The art and the writing have to work together, he emphasized, but "it comes down to the writing. The big question is: Can you write?"
Pastis admires Scott "Dilbert" Adams for his writing skill and calls Gary Larson's "The Far Side" the "gold standard when it comes to being funny."
What about the sources of Pastis' own material?
"People assume you see something funny and go do a strip. That happens, but very rarely," he said. "What it really is, I try to do and see as many things as I can -- travel, reading, movies -- and let them stew in my subconscious. And when I go to write, I try not to think about anything. That's why I write to loud music -- if I try to concentrate, I've got the music distracting me."
For that scenario, his go-to groups are U-2, Pink Floyd, the Rolling Stones and the Las Vegas rockers the Killers.
"It's moody music, not upbeat," he said, then added dryly, "I would never play show tunes."
Out of nearly 4,000 "Pearls" strips submitted to his syndicate, only two were rejected.
"One of them made fun of another cartoonist in a pretty harsh way," he said. "You can imagine how harsh that was, given what I get away with. The other was when Pig went to Mel Gibson's door to welcome him to the neighborhood with a big bowl of bagels, and Gibson went off on Pig."
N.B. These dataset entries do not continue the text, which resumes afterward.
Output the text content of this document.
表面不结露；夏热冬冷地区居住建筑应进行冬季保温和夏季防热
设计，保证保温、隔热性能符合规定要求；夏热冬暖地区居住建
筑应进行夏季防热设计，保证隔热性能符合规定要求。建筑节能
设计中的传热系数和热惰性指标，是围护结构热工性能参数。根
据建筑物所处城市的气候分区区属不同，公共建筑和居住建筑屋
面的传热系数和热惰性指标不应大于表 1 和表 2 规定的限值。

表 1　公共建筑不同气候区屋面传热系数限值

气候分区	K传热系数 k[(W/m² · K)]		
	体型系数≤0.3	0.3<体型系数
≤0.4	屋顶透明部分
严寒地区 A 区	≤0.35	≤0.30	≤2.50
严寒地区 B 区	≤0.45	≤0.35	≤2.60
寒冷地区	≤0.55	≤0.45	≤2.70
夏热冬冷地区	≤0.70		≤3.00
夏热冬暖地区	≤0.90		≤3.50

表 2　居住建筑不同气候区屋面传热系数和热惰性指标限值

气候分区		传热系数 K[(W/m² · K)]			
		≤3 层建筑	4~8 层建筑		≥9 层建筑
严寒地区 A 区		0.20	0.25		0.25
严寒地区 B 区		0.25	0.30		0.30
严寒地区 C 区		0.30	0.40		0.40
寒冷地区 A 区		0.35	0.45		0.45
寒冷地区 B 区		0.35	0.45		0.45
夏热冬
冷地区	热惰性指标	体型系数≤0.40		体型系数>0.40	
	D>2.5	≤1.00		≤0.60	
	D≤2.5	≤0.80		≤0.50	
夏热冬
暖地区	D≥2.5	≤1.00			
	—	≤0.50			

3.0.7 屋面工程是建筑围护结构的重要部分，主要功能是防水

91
"Pearls" lampoons current affairs, revels in misunderstandings between characters, reduces the pompous to the piteous, is irreverent and rude, and possesses a violent streak. What, exactly, is Pastis' point?
"My only goal is to make people laugh," he said. "If I wanted to, I could be touching and make them cry all day long, that's not hard. Funny is what's hard."
But Pastis has another goal, too.
"I want to be somebody who influences some younger cartoonist," he said. "Sparky's creative legacy is: He influenced everybody. I would just like to influence somebody. That's the biggest sign that you've mattered."